В то время в Вестингхаусе была собрана значительная группа русских эмигрантов, некоторые из которых имели высокую репутацию в научном мире, такие как профессор Степан Тимошенко,* специалист по сопротивлению материалов, многие книги которого переведены на различные языки; профессор Иосиф Д. Тыкоцинер**, которому принадлежали самые ранние патенты на звуковое кино и который теперь стал почетным профессором университета Иллинойса.
Этот период моей жизни в Питтсбурге мне очень хорошо запомнился по разным причинам. В 1924 году, после пяти лет в США, я получил американское гражданство, столь важное для меня, поскольку оно исправило мой статус человека без родины.
К тому же работа в лаборатории продвигалась успешно. В результате продолжающихся попыток сделать фотоэлементы все более и более чувствительными (так как они были ключом в разработке всех моих проектов по телевидению), я изобрел комбинацию фотоэлемента и усилителя (в одной вакуумной лампочке). Приспособление было настолько чувствительным, что могло распознать запах дыма, проходящий между фотоэлементом и источником света. Это привлекло внимание рекламного отдела компании, и прибор выставили в главном универмаге Питтсбурга, где его использовали для контроля в отделе бытовой техники. Это привело к колоссальной популярности прибора, и мою фотографию напечатали не только во всех газетах Питтсбурга, но даже поместили в окнах многих магазинов. С научной точки зрения прибор не имел большой ценности, и мне было даже стыдно перед коллегами за свою незаслуженную славу.
После разочарования, испытанного мною от показа электронного телевидения в Вестингхаусе, я очень осторожно подбирал себе именно такие проекты, которыми могла бы заинтересоваться компания. Это требовало от меня довольно искусных маневров. К тому времени я уже понял, что в коммерческой компании невозможно было заниматься научными исследованиями, не маскируя их, – пока вы не убедите коммерсантов, что на вашем проекте можно заработать. И не важно, верите ли вы сами в это или нет.

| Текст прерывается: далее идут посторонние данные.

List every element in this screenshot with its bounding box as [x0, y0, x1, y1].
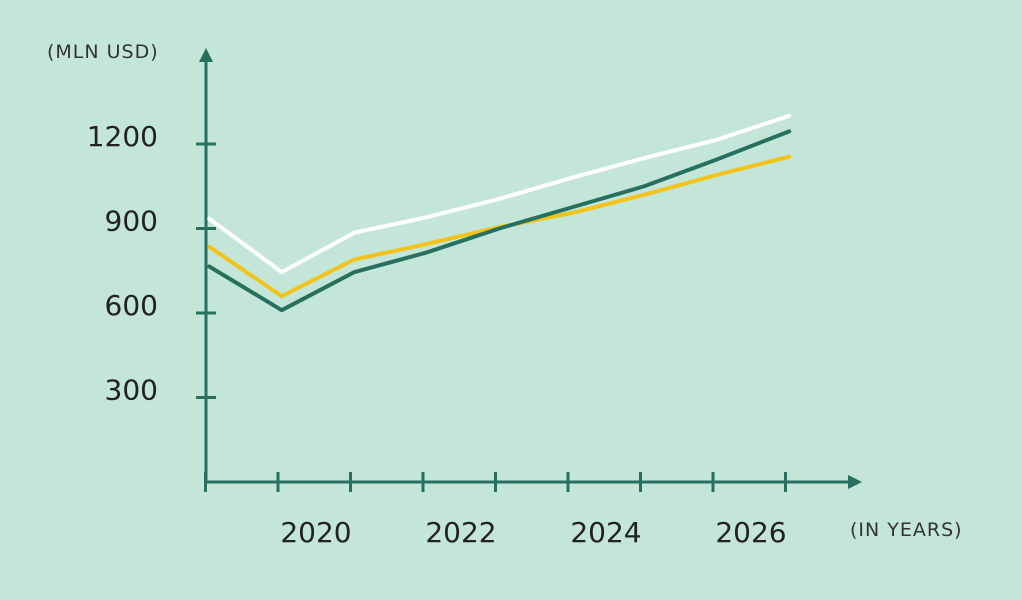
y-tick-label: 600 [105, 289, 158, 322]
y-tick-label: 300 [105, 374, 158, 407]
series-group [207, 113, 792, 313]
y-axis-arrow [199, 48, 213, 62]
y-tick-label: 1200 [87, 120, 158, 153]
x-axis-label: (IN YEARS) [850, 519, 963, 541]
labels-group: 300 600 900 1200 2020 2022 2024 2026 (MLN USD) (I… [47, 41, 963, 549]
series-line-1 [207, 113, 792, 275]
x-tick-label: 2022 [425, 516, 496, 549]
series-line-2 [207, 154, 792, 299]
x-tick-label: 2020 [280, 516, 351, 549]
x-tick-label: 2026 [715, 516, 786, 549]
y-axis-label: (MLN USD) [47, 41, 159, 63]
y-tick-label: 900 [105, 205, 158, 238]
x-tick-label: 2024 [570, 516, 641, 549]
x-axis-arrow [848, 475, 862, 489]
series-line-3 [207, 129, 792, 313]
axes [196, 48, 862, 492]
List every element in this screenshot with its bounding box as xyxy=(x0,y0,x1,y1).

Мои ранние работы над телевидением убедили меня в важности фотоэлектрического эффекта для эффективной трансформации света в электроэнергию. Теперь мне удалось разработать новый фотоэлектрический элемент, который очень хорошо работал. Поскольку в то время компания была в основном заинтересована в использовании фотоэлементов в области звукового кино, я начал работу над записью и воспроизведением звука на кинопленке. Эти попытки привели к созданию новой камеры, использующей эффект Керра*, которую быстро запустили в коммерческое производство. Одним из результатов была потеря двух моих коллег, которые получили и приняли очень заманчивые предложения от большой киностудии в Голливуде. Эта же студия сделала предложение и мне, однако я решил остаться в научном мире и получил разрешение сделать факсимильную машину, которая включала в себя многие необходимые для телевидения элементы.
Чувствительный фотоэлемент, который я продолжал усовершенствовать, начал приобретать известность. И так как заводскому производству компании он был неинтересен, мы продолжали делать эти элементы в лаборатории, на экспериментальной основе, и снабжали ими бесплатно физиков и астрономов – некоторые из них используются до сих пор. Эти элементы помогли мне разработать новый вид скоростной факсимильной машины, которая быстро воспроизводила картинку на специальной бумаге, не нуждаясь в фотографическом проявлении.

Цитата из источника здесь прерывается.